Hans Begale hält seit dem 13. Lebensjahr dem Handballsport in verschiedener Form die Treue, und er spielte liebend gern mit Rückennummer 13. Übrigens fand er einst auch seine Frau beim Handball. Touren zu Turnieren oder Spielen waren oft gemeinsame. Übungsleiter Alfred Schindhelm hatte eine Nase für Talente, meint Begale. Werner Simsohn z.B. wurde später auch ein bekannter Name. Die Erfolge der jungen Leute verblüfften: 1948 als Thüringer Meister, 1949 als Dritter der Ostzonen-Meisterschaft. 1951 wurden die Geraer gar DDR-Vizemeister. Doch das größte Ding gelang ihnen 1955 mit dem FDGB-Pokalsieg als BSG Lokomotive Gera. Die Kristalltrophäe bewahrt Hans Begale auf. In dieser Truppe spielten zu drei Viertel die ehemaligen Jugendtalente. Kein Wunder, dass es den Zusammenhalt noch gibt.

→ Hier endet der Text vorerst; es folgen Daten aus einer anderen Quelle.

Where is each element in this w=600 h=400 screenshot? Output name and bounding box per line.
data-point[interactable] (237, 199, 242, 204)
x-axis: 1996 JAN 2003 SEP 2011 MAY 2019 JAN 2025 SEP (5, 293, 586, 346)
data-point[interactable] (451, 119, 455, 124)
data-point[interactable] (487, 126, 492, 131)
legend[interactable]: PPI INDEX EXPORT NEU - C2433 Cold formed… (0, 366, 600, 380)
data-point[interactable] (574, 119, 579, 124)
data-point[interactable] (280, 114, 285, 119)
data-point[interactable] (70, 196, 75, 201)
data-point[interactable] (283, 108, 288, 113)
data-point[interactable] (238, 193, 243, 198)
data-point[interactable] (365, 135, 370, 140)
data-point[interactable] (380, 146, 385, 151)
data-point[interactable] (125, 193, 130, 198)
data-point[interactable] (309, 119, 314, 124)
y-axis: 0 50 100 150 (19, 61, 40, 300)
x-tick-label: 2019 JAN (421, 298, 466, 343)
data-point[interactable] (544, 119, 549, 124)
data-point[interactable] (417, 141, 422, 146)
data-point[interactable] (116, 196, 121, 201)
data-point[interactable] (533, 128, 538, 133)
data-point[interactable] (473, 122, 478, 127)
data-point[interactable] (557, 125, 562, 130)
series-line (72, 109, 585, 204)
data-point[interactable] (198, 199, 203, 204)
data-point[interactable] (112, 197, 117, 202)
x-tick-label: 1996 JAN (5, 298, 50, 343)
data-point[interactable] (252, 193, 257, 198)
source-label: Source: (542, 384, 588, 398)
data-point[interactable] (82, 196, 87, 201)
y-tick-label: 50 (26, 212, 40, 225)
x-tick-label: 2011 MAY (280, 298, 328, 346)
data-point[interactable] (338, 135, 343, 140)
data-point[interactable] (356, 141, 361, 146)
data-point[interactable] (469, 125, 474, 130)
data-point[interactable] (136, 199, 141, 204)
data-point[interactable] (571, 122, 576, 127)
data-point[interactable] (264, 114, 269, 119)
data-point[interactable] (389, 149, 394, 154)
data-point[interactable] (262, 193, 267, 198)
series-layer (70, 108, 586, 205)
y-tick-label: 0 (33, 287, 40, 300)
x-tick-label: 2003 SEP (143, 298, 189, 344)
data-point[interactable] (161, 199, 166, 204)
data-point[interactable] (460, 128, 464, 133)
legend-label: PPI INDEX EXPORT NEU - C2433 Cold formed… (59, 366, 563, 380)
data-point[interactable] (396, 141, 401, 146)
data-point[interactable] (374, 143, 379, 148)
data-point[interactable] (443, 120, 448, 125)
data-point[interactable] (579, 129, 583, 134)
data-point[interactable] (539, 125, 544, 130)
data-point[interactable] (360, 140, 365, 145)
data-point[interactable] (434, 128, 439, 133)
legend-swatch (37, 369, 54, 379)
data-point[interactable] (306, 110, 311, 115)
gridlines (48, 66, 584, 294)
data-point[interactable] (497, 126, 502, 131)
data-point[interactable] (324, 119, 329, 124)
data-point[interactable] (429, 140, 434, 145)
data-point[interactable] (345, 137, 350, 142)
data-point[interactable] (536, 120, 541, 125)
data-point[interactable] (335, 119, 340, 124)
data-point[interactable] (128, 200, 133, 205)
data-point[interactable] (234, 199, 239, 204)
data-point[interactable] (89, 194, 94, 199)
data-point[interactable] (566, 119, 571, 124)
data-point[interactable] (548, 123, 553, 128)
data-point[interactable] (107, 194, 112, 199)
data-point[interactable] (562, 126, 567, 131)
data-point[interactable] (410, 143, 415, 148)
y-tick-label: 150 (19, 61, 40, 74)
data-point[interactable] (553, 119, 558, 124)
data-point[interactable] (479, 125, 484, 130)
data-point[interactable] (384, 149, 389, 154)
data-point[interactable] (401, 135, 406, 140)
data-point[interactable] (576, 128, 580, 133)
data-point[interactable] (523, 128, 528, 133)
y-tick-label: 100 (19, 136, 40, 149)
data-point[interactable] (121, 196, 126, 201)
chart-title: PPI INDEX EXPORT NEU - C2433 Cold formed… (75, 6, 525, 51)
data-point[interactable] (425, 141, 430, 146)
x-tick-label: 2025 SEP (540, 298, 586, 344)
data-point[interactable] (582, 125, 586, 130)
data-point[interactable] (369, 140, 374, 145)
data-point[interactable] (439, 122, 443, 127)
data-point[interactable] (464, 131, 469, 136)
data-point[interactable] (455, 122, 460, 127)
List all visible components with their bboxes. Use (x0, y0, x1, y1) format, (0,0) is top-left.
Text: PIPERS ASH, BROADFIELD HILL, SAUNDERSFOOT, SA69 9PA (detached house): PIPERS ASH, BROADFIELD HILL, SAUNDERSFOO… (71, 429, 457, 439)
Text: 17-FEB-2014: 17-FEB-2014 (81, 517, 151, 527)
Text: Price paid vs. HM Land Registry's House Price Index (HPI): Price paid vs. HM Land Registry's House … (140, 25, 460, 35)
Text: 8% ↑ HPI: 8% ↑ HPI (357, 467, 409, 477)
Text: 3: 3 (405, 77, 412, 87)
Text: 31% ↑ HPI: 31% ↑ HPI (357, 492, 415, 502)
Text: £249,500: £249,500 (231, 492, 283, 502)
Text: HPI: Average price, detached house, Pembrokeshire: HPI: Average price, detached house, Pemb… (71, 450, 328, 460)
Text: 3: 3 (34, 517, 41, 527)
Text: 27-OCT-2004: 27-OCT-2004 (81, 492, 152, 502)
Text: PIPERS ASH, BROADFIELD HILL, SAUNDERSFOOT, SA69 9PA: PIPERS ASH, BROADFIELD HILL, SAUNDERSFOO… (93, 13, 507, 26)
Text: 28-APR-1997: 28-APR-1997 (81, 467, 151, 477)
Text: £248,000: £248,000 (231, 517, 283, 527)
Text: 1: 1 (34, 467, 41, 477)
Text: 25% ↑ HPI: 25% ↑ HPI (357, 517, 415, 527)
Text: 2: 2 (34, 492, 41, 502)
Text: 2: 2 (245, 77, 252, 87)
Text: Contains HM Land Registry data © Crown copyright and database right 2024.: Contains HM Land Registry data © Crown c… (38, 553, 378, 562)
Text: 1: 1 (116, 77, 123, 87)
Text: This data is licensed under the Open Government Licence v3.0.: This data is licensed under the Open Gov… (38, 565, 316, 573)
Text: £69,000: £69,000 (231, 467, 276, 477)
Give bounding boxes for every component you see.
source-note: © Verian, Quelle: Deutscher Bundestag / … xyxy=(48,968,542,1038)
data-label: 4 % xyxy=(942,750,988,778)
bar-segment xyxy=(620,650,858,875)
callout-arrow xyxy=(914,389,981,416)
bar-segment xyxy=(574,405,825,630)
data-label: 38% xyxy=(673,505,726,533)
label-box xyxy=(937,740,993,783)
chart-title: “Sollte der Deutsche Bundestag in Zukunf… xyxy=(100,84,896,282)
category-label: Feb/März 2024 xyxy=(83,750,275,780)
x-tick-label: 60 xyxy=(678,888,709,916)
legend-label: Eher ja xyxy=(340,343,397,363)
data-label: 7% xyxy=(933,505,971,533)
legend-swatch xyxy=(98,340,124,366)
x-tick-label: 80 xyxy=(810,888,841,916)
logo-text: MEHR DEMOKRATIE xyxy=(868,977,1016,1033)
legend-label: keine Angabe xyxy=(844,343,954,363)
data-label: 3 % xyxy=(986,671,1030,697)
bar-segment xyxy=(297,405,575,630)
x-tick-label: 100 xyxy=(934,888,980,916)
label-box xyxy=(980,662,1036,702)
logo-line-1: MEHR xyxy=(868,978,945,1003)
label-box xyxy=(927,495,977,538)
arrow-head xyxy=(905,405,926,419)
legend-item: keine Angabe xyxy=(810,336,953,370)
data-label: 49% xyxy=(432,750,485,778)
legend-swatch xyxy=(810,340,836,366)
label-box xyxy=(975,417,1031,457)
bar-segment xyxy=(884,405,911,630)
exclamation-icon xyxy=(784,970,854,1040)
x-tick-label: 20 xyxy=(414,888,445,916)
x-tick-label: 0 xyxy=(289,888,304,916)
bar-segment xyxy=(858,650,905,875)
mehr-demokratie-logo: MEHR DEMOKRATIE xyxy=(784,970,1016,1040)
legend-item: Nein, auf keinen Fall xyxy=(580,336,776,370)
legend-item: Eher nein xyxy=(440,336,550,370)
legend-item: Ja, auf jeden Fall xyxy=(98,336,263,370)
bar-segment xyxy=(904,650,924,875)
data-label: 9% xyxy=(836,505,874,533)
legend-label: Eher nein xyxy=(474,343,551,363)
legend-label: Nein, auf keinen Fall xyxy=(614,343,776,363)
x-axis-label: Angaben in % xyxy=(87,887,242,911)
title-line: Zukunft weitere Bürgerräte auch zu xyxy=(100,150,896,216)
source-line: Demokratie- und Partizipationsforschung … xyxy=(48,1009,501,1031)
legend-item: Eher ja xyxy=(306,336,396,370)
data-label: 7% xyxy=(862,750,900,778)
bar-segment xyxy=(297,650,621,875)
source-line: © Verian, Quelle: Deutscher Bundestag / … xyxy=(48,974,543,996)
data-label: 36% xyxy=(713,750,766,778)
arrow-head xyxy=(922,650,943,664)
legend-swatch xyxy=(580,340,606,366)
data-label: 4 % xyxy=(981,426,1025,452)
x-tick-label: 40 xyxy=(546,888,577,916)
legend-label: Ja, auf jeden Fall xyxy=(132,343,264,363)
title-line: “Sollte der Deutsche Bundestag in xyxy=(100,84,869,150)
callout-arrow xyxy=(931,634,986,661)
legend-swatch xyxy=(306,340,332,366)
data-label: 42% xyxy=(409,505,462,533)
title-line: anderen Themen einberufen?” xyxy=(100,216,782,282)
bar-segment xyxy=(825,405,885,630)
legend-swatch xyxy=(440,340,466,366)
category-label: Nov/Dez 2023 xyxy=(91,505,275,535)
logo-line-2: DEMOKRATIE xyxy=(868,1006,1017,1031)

Die Laufbahn des so vielseitig interessierten Sportsmanns verzeichnet noch ein paar schwer erreichbare Superlative: Der Dauer(b)renner gehörte von 1955 bis 1964 nicht nur zum DDR-Oberliga-Team, dessen Chronik bei ihm liegt. Zehn Mal spielte er in der Thüringenauswahl. Fit wie ein Turnschuh sprang er noch als 69-jähriger (!) mit erfolgreich gegen Altenburg ein, als Not am Mann war. So hat er geschätzt rund tausend Spiele bestritten; frönte außerdem jahrzehntelang seiner Vorliebe für sofortige Entscheidungen als Schiedsrichter; gehörte als Finanzer 33 Jahre zum Kreisfachausschuss Handball und übernahm als Abteilungsleiter in politischen Wendezeiten den Vorsitz bei ESV Gera. Sein „Es musste ja weiter gehen.“, klingt angesichts dieses Weges wie Tiefstapelei. Hans Begale hat Orden und Ehrungen zuhauf erhalten; darunter 2008 auch das Verdienstkreuz am Bande des Verdienstordens der Bundesrepublik.
Wir hätten sicher zur Recherche noch viele Stunden über allen aktuellen Sport, Handball-Erstligist SC Magdeburg, Reisen zu Sportereignissen, dieses oder jenes spannende Feldhandball-Match usw. plaudern können; übrigens bei Kaffee und Obstkuchen, obwohl er leichtem Diabetes vorbeugen muss. Tut er ja auch. Er sei im grünen Bereich. Allheilmittel für den Fall? ... ist eine weitere Stunde Sport.